John Zeigler, Director of the Egan Office for Urban Education and Community Partnerships, also at the Steans Center, says that ABCD “gives you a more holistic way of understanding communities and issues – it unmasks wonderful gifts and stories that deserve to be told.” The Egan Office has applied ABCD for years and is currently utilizing the approach as part of its Multi-Faith Veteran Support Initiative (MVI). MVI supports faith communities in engaging veterans and their families by working with faith institutions and training veterans (as community assets) to support other veterans across Chicago. “One idea is that veterans want to have a system for how they can reach into communities,” says Zeigler. “ABCD has provided a baseline for how this is working. When it’s done right, it’s not only part of a movement – it’s about cementing authentic partnerships in communities.”  

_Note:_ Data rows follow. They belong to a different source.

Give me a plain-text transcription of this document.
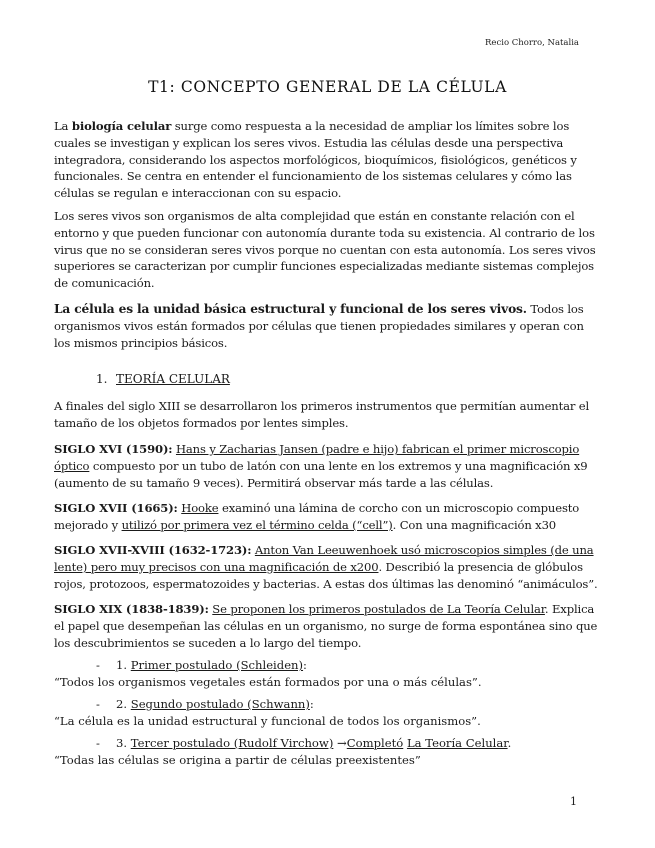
Recio Chorro, Natalia
T1: CONCEPTO GENERAL DE LA CÉLULA

La biología celular surge como respuesta a la necesidad de ampliar los límites sobre los cuales se investigan y explican los seres vivos. Estudia las células desde una perspectiva integradora, considerando los aspectos morfológicos, bioquímicos, fisiológicos, genéticos y funcionales. Se centra en entender el funcionamiento de los sistemas celulares y cómo las células se regulan e interaccionan con su espacio.

Los seres vivos son organismos de alta complejidad que están en constante relación con el entorno y que pueden funcionar con autonomía durante toda su existencia. Al contrario de los virus que no se consideran seres vivos porque no cuentan con esta autonomía. Los seres vivos superiores se caracterizan por cumplir funciones especializadas mediante sistemas complejos de comunicación.

La célula es la unidad básica estructural y funcional de los seres vivos. Todos los organismos vivos están formados por células que tienen propiedades similares y operan con los mismos principios básicos.

1. TEORÍA CELULAR

A finales del siglo XIII se desarrollaron los primeros instrumentos que permitían aumentar el tamaño de los objetos formados por lentes simples.

SIGLO XVI (1590): Hans y Zacharias Jansen (padre e hijo) fabrican el primer microscopio óptico compuesto por un tubo de latón con una lente en los extremos y una magnificación x9 (aumento de su tamaño 9 veces). Permitirá observar más tarde a las células.

SIGLO XVII (1665): Hooke examinó una lámina de corcho con un microscopio compuesto mejorado y utilizó por primera vez el término celda (“cell”). Con una magnificación x30

SIGLO XVII-XVIII (1632-1723): Anton Van Leeuwenhoek usó microscopios simples (de una lente) pero muy precisos con una magnificación de x200. Describió la presencia de glóbulos rojos, protozoos, espermatozoides y bacterias. A estas dos últimas las denominó “animáculos”.

SIGLO XIX (1838-1839): Se proponen los primeros postulados de La Teoría Celular. Explica el papel que desempeñan las células en un organismo, no surge de forma espontánea sino que los descubrimientos se suceden a lo largo del tiempo.

- 1. Primer postulado (Schleiden):
“Todos los organismos vegetales están formados por una o más células”.
- 2. Segundo postulado (Schwann):
“La célula es la unidad estructural y funcional de todos los organismos”.
- 3. Tercer postulado (Rudolf Virchow) →Completó La Teoría Celular.
“Todas las células se origina a partir de células preexistentes”
1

ABCD Faculty member Mary Nelson contributes to co-teaching in the veterans project. Nelson, who recently retired from her role as Executive Director of the World Parliament of Religions, has been organizing in Chicago since the 1960s and co-founded Bethel New Life, an important community organization in Chicago's West Garfield Park neighborhood. For Nelson, “ABCD at DePaul is so clearly appropriate because of the university’s mission. It will give students a framework that has some substance to it that students can latch onto. It’s a way of looking at things – and understanding the gifts of people – that can be applied to many disciplines.”

Mary Nelson
Mary Nelson at ABCD Workshop

Professor Michael Bennett of DePaul’s sociology department is currently the university’s only ABCD Institute faculty member.  Bennett, who has a longstanding relationship with McKnight and Kretzmann, says that ABCD can make a significant impact on students: “Through ABCD, students can learn about the strengths of the community – and how that affects the community as well as what they are doing there. What are some of the gifts coming out of a community you are working in? Maybe there’s an evening recreational program, or a parent who used to be on the road as a professional musician, or folks who teach kids how to cook.” He adds, “the Steans Center is going to be pivotal in getting faculty who teach service learning to engage students in the ABCD methods.”

Bennett’s prediction is already happening. John Schlichtman, associate professor of sociology, says he plans to integrate ABCD into classes. "ABCD can introduce to students the richness of what is already present in communities,” he says. “They will see that there are already programs in the community they can learn from.”

Similarly, Adrienne Holloway, formerly an assistant professor in the School of Public Service, says that ABCD “gives faculty members a way to view communities – and students the chance to learn tools of community engagement.” Before leaving DePaul, Holloway taught a community development course that used the framework of ABCD. “Students identified a community they’d like to learn more about,” she says. “They did asset inventories, asset maps and interviewed individuals and people with institutions to gather information. And they saw that ACBD is not just theoretical – it’s practical and doable.”

Kim Hopes, the Steans Center’s Assistant Director for ABCD Partnerships, adds that with DePaul as its new home, one of the Institute’s goals will be “to do regular on-campus trainings of faculty and community partners.” Ultimately, she says, “our goal is also to have some kind of international conference on ABCD at DePaul.”